It is one of politics’ ironies: ACT has got itself into the ministry just as its credo comes under heavy assault.
ACT carries the neoliberal (or neoclassical) banner: lower taxes, less government, lighter regulation, a reverence for markets and a belief that almost invariably individual and private enterprise produces better results than collective enterprise.
The ACT credo assumes that there is one right way to organise the political economy.
Marxists claimed such a truth: history was to end with the “dictatorship of the proletariat”, a classless society in which each would contribute according to ability and each would receive according to desserts.
Francis Fukuyama asked in the early 1990s if the end of history had been reached in the triumph of liberal capitalist democracy.
Actual history, however, keeps going on. For every “end of history” there is a beginning.
In 1960 Daniel Bell in The End of Ideology argued that the great ideologies of the twentieth century had lost their grip. Just then Milton Friedman published his monetarist and market-oriented ideas which formed the base of the neoliberal ideological wave. Just when Fukuyama was positing the liberal democratic triumph, with neoliberal economics at its heart, Paul Romer began expounding a “new growth theory”.
New growth theory identifies new ideas, rather than institutional organisation and settings, as the driver of development. It says, as later formulated by Dani Rodrik, that market forces and private entrepreneurship are in the driving seat but governments are also needed, in a strategic and coordinating role. And there is no immutably right form or size of government.
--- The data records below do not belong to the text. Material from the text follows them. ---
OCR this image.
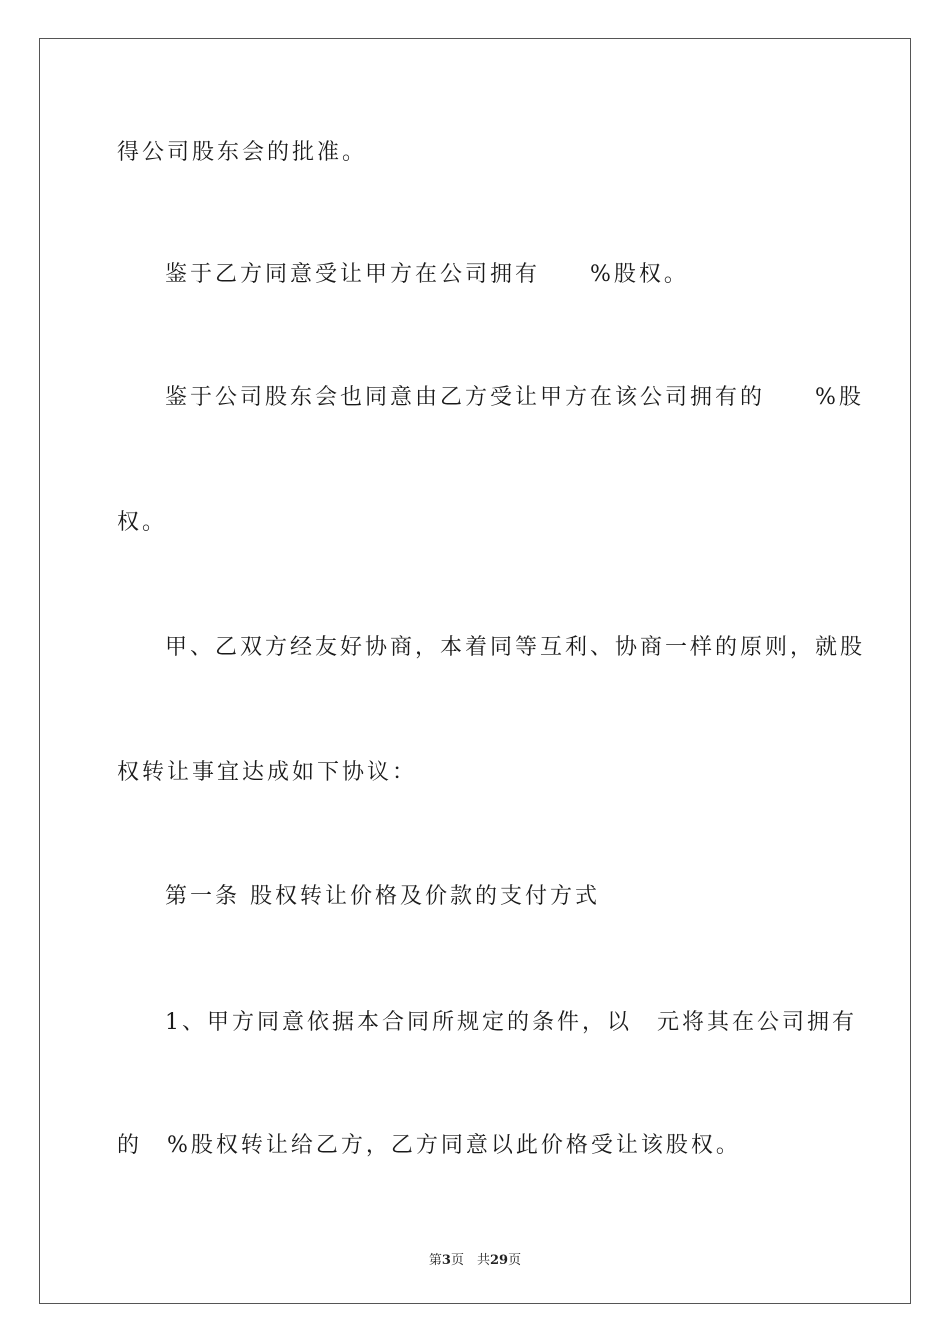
得公司股东会的批准。
鉴于乙方同意受让甲方在公司拥有　　%股权。
鉴于公司股东会也同意由乙方受让甲方在该公司拥有的　　%股
权。
甲、乙双方经友好协商，本着同等互利、协商一样的原则，就股
权转让事宜达成如下协议：
第一条 股权转让价格及价款的支付方式
1、甲方同意依据本合同所规定的条件，以　元将其在公司拥有
的　%股权转让给乙方，乙方同意以此价格受让该股权。
第3页　共29页
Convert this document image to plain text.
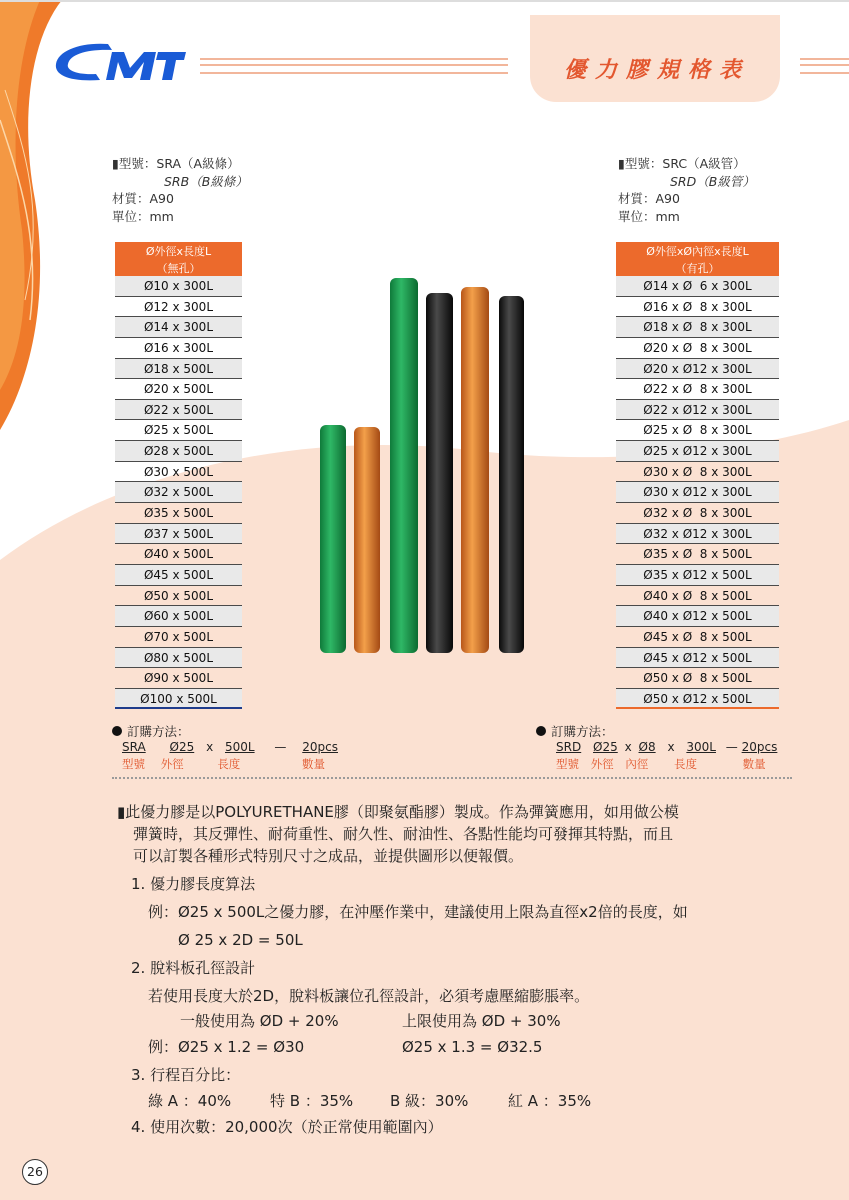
優力膠規格表
▮型號：SRA（A級條）
SRB（B級條）
材質：A90
單位：mm
▮型號：SRC（A級管）
SRD（B級管）
材質：A90
單位：mm
Ø外徑x長度L
（無孔）
Ø10 x 300L
Ø12 x 300L
Ø14 x 300L
Ø16 x 300L
Ø18 x 500L
Ø20 x 500L
Ø22 x 500L
Ø25 x 500L
Ø28 x 500L
Ø30 x 500L
Ø32 x 500L
Ø35 x 500L
Ø37 x 500L
Ø40 x 500L
Ø45 x 500L
Ø50 x 500L
Ø60 x 500L
Ø70 x 500L
Ø80 x 500L
Ø90 x 500L
Ø100 x 500L
Ø外徑xØ內徑x長度L
（有孔）
Ø14 x Ø  6 x 300L
Ø16 x Ø  8 x 300L
Ø18 x Ø  8 x 300L
Ø20 x Ø  8 x 300L
Ø20 x Ø12 x 300L
Ø22 x Ø  8 x 300L
Ø22 x Ø12 x 300L
Ø25 x Ø  8 x 300L
Ø25 x Ø12 x 300L
Ø30 x Ø  8 x 300L
Ø30 x Ø12 x 300L
Ø32 x Ø  8 x 300L
Ø32 x Ø12 x 300L
Ø35 x Ø  8 x 500L
Ø35 x Ø12 x 500L
Ø40 x Ø  8 x 500L
Ø40 x Ø12 x 500L
Ø45 x Ø  8 x 500L
Ø45 x Ø12 x 500L
Ø50 x Ø  8 x 500L
Ø50 x Ø12 x 500L
訂購方法：
SRA Ø25 x 500L — 20pcs
型號 外徑	長度	數量
訂購方法：
SRD Ø25 x Ø8 x 300L — 20pcs
型號 外徑 內徑 長度	數量
▮此優力膠是以POLYURETHANE膠（即聚氨酯膠）製成。作為彈簧應用，如用做公模
彈簧時，其反彈性、耐荷重性、耐久性、耐油性、各點性能均可發揮其特點，而且
可以訂製各種形式特別尺寸之成品，並提供圖形以便報價。
1. 優力膠長度算法
例：Ø25 x 500L之優力膠，在沖壓作業中，建議使用上限為直徑x2倍的長度，如
Ø 25 x 2D = 50L
2. 脫料板孔徑設計
若使用長度大於2D，脫料板讓位孔徑設計，必須考慮壓縮膨脹率。
一般使用為 ØD + 20%	上限使用為 ØD + 30%
例：Ø25 x 1.2 = Ø30	Ø25 x 1.3 = Ø32.5
3. 行程百分比：
綠 A ：40%	特 B ：35% B 級：30%	紅 A ：35%
4. 使用次數：20,000次（於正常使用範圍內）
26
In addition, in this decade behavioural economics has challenged the neoliberal presumption that people make rational economic decisions. Behavioural analysis applies psychology and sociology to say they don’t — or don’t always. If they did, there would be no housing and asset bubbles.
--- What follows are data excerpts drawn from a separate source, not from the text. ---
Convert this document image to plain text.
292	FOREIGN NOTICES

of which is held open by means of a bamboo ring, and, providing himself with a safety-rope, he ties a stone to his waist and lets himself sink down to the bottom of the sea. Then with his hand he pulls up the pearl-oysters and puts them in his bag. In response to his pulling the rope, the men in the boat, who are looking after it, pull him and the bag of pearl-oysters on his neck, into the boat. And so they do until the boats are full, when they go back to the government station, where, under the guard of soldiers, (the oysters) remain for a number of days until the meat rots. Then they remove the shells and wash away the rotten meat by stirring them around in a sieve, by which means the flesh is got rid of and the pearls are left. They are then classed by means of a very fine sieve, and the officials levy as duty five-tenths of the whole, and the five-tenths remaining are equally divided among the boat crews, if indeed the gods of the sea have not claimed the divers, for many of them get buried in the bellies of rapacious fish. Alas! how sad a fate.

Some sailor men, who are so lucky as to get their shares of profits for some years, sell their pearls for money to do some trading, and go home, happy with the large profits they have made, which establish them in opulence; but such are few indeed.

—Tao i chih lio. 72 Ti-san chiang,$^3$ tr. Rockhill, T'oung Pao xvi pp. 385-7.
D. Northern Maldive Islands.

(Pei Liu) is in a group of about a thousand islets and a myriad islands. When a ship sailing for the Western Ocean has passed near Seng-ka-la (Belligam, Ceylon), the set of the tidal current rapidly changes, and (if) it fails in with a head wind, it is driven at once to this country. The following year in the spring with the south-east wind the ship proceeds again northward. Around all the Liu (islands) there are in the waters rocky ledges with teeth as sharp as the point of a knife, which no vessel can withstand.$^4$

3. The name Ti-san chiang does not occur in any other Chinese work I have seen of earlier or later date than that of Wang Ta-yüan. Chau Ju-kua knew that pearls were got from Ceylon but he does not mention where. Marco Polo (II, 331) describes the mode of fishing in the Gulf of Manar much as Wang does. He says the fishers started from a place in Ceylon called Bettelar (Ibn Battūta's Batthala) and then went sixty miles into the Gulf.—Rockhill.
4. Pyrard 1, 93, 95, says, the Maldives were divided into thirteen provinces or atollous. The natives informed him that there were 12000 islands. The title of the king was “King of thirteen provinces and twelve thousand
These analytical frameworks have their own critics. But to regular folk — including politicians — right now, in the grip of the credit-crunch recession, they sound more plausible than the neoliberal mantra of self-regulating free markets. Self-non-regulation was the raising agent in the cake the financial wizards baked that went flat when it came out of the oven.
Even neoliberal disciples and advocates in governments have been bailing out and nationalising banks in the resultant desperate scramble. The mood now is to regulate — for the government to get bigger and more intrusive.
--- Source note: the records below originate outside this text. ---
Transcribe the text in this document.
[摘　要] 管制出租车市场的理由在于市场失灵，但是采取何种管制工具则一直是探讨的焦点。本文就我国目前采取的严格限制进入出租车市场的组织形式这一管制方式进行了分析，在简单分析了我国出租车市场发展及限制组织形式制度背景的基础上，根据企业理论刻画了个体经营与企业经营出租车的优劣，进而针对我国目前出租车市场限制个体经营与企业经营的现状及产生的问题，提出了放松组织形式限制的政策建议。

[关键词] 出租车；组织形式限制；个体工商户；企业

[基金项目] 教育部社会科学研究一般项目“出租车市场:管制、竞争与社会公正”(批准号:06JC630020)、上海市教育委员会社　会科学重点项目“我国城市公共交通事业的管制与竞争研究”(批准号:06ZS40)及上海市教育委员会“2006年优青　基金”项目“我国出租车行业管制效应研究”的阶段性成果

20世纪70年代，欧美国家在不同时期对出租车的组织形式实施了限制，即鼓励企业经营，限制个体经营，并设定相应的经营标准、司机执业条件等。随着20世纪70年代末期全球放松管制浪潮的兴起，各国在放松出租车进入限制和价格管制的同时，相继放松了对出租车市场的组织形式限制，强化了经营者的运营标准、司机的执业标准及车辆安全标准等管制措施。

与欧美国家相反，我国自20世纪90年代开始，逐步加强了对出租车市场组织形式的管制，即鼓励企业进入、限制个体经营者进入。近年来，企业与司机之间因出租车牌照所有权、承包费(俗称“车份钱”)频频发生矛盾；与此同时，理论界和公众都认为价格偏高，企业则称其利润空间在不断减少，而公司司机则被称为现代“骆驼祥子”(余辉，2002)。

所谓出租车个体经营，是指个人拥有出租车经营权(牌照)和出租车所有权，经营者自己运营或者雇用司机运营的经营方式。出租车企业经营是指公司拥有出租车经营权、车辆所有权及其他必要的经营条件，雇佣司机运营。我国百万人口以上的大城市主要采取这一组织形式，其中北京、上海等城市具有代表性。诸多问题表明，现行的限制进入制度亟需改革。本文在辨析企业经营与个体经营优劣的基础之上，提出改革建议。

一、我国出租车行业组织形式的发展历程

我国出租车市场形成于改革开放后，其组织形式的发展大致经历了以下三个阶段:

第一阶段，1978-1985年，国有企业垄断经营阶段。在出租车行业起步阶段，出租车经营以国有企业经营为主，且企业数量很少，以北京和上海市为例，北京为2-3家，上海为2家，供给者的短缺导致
Australian Prime Minister Kevin Rudd got blunt about it. In a 7000-word essay he wrote that “the great neoliberal experiment of the past 30 years has failed. It falls to social democracy to prevent liberal capitalism from cannibalising itself.” Rudd backed “open markets” but said they must be “properly regulated … so as to prevent extreme reactions from the far left or the far right taking hold”.
The National party would not use those words. But under John Key it has made it clear that it does not subscribe to ACT’s economic ideology.
None of this spells policy triumph for Rodney Hide at his post-election conference mid-March.
Of course, he got five MPs compared with just two in 2005. One of them is Sir Roger Douglas, ACT’s patron saint. And he got a review of the emissions trading scheme, private-sector-led reviews of government department books and a commitment to advance legislation to apply benefit-cost analysis to new laws and regulations.
Those commitments fit National’s aim to reduce the cost of doing business and get tighter value for money from spending taxpayer dollars. They are also consistent with neoliberal policy. So at the margin Hide is advancing the cause.
As a result Hide can say to his conference flock that he is taking small steps in the right direction and that small steps are better than no steps. But is that enough? What do those small steps count if the government is also taking big steps in the opposite direction, with heavy spending and tax cuts building a big budget deficit alongside the retention of many of the former government’s initiatives abhorred by neoliberals?
Hide’s risk is that, by shacking up with Key and Co, he will disappoint his party and his voters and lose seats in the 2011 election.
So what can he take to his conference? First, his impressive populist skills, which got him Epsom (and some law and order votes) and keep him in the news. And second those small steps.
And a promise of more to come. That’s what ideologies come to in the end: a promise.